O manejo integrado de pragas ajuda a evitar pulverizações desnecessárias. Quando o controle químico for indispensável, devem ser respeitados o registro do produto, as orientações da bula, as condições meteorológicas e as técnicas destinadas a reduzir deriva. Sempre que tecnicamente possível, a aplicação deve considerar os horários de menor atividade das abelhas.
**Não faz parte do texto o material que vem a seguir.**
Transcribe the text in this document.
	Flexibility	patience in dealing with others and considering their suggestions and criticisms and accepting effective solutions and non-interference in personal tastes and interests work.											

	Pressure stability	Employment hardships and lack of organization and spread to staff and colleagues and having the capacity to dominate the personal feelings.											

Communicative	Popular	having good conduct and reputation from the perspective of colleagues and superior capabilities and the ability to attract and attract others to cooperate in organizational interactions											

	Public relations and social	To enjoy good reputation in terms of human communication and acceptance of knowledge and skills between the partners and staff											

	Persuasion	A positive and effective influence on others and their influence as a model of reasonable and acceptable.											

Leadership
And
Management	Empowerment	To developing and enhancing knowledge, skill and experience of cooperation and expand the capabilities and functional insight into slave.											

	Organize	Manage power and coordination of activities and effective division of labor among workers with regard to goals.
O vento, a temperatura e a umidade interferem diretamente na dispersão da calda. Uma pulverização feita em condições inadequadas pode atingir flores, vegetação próxima e fontes de água frequentadas pelos insetos, mesmo quando as colmeias estão fora da área cultivada. Por isso, regulagem do equipamento, escolha correta das pontas e acompanhamento das condições ambientais são medidas decisivas.

Também cabe ao apicultor manter as colmeias identificadas, bem manejadas e instaladas em locais adequados. A comunicação antecipada permite avaliar medidas de proteção sem comprometer as necessidades fitossanitárias da lavoura.

A preservação das abelhas não deve ser tratada como uma obrigação separada da produção. Os estudos mostram que esses insetos participam da formação da safra e podem melhorar o aproveitamento da área já cultivada. Para o produtor, proteger os polinizadores significa conservar um serviço natural capaz de elevar a produtividade, diversificar a renda e fortalecer a estabilidade do sistema agrícola.